Conversely, it is striking to note the extent to which the main Western states all find themselves in the early 2020s with almost zero or negative patrimonial positions. As a result of not having balanced their public accounts (which would have required a larger contribution from the richest taxpayers), these countries have accumulated public debts, while selling an increasing proportion of their public assets, so much so that the former ended up slightly overtaking the latter. Let me be very clear: rich countries are rich, in the sense that private wealth has never been so high; it is only their states that are poor. If they persist in this direction, they could end up with an increasingly negative public patrimony, which would correspond to a situation where the holders of debt securities own not only the equivalent of all public assets (buildings, schools, hospitals, infrastructure, etc.), but also a drawing right on an increasing share of future taxpayers’ taxes. On the other hand, it would be quite possible, as was done in the post-war period, to reduce public debt in an accelerated manner by draining the highest private assets, and thus to restore room for manoeuvre to the public authorities.
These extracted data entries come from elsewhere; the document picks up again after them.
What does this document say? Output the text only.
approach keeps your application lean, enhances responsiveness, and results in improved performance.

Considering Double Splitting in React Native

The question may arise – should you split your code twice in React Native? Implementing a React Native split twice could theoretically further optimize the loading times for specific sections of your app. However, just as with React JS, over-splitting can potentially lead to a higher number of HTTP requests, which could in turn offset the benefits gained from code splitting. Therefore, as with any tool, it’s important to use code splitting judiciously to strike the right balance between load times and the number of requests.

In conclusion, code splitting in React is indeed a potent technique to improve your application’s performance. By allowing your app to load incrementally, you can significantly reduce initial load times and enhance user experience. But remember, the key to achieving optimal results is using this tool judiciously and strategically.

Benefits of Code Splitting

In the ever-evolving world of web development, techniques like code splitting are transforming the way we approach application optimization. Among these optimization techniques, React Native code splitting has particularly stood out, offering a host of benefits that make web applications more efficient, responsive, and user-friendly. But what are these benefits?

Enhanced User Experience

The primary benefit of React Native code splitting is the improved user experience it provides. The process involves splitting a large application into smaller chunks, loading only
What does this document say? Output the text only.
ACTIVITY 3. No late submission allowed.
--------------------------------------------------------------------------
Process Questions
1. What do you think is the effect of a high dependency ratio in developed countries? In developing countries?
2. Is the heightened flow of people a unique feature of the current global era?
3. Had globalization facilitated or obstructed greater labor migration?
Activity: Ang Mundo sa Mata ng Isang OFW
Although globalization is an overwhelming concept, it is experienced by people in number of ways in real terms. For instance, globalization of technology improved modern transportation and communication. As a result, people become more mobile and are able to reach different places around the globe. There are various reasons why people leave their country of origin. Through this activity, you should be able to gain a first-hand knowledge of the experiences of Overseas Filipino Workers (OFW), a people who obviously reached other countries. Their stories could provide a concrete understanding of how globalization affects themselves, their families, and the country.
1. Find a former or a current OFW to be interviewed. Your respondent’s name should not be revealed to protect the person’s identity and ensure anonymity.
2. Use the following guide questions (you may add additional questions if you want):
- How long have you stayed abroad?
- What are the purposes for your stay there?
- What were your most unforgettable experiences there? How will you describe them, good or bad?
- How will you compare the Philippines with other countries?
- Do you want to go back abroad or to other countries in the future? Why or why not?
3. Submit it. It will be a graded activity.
It is at this price that we will return to an ambitious policy of investment in education, health, the environment and development. There is also an urgent need to lift the rights on vaccines, to share the revenues of multinationals with the countries of the South and to put digital platforms at the service of the general interest. More generally, there is a need to promote a new economic model based on the sharing of knowledge and power at all levels, in business as well as in international organizations. Neoliberalism, by handing over power to the richest and weakening public power, in the North as well as in the South, has in reality only strengthened the Chinese model, as indeed has the pathetic Trumpist or Modist neo-nationalism. It is time to move on.